New footage has emerged confirming initial reports, adding yet another tragic story to the seemingly endless list of innocent black men killed for no reason. You can watch the video here but be warned, it is disturbing.

No arrests have been made, but Tom Durden, the district attorney for the Atlantic Judicial Circuit, wrote in a news release obtained by CNN that he plans to present the case to the next available grand jury in Glynn County after the coronavirus pandemic lifts. S. Lee Merritt, an attorney for the Arbery family, says that the two men “must be taken into custody pending their indictment.”

Governor Brian Kemp tweeted that “Georgians deserve answers” and pledged to send resources to the investigation.

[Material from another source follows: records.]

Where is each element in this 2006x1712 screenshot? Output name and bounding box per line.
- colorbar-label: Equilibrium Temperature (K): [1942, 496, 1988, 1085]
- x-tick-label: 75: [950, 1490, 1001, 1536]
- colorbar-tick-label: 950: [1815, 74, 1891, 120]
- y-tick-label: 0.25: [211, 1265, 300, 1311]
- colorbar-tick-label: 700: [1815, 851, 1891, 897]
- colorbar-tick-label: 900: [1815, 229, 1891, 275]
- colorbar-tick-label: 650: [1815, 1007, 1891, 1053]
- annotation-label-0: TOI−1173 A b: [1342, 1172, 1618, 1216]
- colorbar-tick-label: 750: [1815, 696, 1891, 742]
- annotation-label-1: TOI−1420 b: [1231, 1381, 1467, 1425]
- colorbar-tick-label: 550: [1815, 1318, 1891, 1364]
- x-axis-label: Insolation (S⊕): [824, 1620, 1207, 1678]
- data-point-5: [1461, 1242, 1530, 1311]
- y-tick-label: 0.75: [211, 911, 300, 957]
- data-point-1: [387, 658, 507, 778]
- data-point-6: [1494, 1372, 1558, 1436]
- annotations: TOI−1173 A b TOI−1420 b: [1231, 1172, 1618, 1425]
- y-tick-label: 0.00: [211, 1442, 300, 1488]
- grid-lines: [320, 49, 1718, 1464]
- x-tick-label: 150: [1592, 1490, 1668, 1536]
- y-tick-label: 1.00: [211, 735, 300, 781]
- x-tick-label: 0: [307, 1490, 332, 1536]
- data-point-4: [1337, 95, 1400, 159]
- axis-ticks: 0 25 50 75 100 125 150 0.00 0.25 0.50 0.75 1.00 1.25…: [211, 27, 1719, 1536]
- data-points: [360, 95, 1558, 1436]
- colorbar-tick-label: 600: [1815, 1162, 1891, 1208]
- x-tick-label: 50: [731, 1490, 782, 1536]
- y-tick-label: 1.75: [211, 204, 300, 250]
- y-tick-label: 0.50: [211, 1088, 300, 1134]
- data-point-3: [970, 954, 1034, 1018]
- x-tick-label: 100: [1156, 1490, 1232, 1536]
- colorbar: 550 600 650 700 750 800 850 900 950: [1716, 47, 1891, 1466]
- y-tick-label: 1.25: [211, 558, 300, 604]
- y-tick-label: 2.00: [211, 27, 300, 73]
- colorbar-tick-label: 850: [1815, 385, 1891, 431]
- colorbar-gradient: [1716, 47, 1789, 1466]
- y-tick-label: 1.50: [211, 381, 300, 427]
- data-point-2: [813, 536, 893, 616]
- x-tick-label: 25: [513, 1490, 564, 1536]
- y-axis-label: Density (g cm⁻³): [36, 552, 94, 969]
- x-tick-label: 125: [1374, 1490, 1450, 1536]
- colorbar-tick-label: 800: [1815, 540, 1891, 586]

State Attorney General Chris Carr said he was “deeply concerned” by the video.

A local reporter captured footage of a local protest.

Defenders of the men say McMichael’s actions fall within Georgia’s parameters for a citizen arrest law, a claim the family’s attorney disputes.

“The decision to rely on the citizen’s arrest statute is really a recent invention, prior to that they just simply said it was self-defense,” Merritt told CNN. “According to that law, you actually have to be observing the crime or be in the immediate knowledge of the crime,” Merritt said. “The only thing they have ever said is … that Ahmaud stopped by a house that was under construction and he looked through the window. We don’t know if that happened or not, but even if that did happen that is not a felony that would invoke the citizen’s arrest statute that would make this allowable.”